Hyperons may have weaker repulsive cores than non-strange baryons

Abstract

We simultaneously incorporate two common extensions of the hadron resonance gas model, namely the addition of extra, unconfirmed resonances to the particle list and the excluded volume repulsive interactions. We emphasize the complementary nature of these two extensions and identify combinations of conserved charge susceptibilities that allow to constrain them separately.

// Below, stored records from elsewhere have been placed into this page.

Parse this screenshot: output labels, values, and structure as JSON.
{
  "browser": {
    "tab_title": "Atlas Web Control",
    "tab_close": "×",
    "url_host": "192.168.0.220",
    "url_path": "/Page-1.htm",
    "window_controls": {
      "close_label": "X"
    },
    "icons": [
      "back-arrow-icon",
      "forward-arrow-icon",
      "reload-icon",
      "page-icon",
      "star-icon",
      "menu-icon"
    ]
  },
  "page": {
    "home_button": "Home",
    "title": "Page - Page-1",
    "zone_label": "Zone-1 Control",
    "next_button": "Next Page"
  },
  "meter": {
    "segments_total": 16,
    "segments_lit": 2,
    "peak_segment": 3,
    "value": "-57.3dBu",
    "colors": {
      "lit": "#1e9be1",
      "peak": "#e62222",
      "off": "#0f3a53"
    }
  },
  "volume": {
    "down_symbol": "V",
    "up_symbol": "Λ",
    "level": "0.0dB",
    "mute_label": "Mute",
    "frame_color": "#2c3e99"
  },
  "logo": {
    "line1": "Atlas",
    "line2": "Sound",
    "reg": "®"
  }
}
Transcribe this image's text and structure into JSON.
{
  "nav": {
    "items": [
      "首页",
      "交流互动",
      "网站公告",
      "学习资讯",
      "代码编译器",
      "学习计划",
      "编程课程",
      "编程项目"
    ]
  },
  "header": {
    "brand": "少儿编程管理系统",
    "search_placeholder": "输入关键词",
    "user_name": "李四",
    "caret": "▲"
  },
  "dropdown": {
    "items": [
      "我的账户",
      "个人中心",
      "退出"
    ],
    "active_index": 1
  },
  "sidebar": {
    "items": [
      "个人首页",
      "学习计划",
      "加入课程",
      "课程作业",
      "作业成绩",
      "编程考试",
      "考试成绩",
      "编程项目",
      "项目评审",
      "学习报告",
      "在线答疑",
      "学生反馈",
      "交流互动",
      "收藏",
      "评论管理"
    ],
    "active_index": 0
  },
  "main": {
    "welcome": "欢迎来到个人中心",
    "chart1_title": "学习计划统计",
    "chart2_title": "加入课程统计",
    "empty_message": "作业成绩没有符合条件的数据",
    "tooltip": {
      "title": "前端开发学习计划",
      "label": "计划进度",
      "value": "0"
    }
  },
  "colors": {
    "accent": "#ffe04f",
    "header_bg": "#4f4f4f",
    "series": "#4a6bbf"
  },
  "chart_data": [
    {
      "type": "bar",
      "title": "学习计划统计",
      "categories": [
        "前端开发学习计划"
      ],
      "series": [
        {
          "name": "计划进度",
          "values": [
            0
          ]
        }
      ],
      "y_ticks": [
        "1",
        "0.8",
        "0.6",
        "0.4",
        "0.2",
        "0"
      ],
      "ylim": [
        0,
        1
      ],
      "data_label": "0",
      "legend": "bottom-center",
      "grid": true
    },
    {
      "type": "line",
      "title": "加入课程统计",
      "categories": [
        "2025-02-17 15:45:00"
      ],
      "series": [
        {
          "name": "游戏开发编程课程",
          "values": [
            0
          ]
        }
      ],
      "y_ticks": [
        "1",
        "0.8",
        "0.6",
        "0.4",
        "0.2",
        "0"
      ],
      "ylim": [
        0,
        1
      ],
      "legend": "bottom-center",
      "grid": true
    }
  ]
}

In particular, ratios of second-order susceptibilities like $\chi_{11}^{BQ}/\chi_2^B$ and $\chi_{11}^{BS}/\chi_2^B$ are sensitive only to the baryon spectrum, while fourth-to-second order ratios like $\chi_4^B/\chi_2^B$, $\chi_{31}^{BS}/\chi_{11}^{BS}$, or $\chi_{31}^{BQ}/\chi_{11}^{BQ}$ are mainly determined by repulsive interactions. Analysis of the available lattice results suggests the presence of both the extra states in the baryon-strangeness sector and the repulsive baryonic interaction, with indications that hyperons have a smaller repulsive core than non-strange baryons. The modified hadron resonance gas model presented here significantly improves the description of lattice QCD susceptibilities at chemical freeze-out and can be used for the analysis of event-by-event fluctuations in heavy-ion collisions.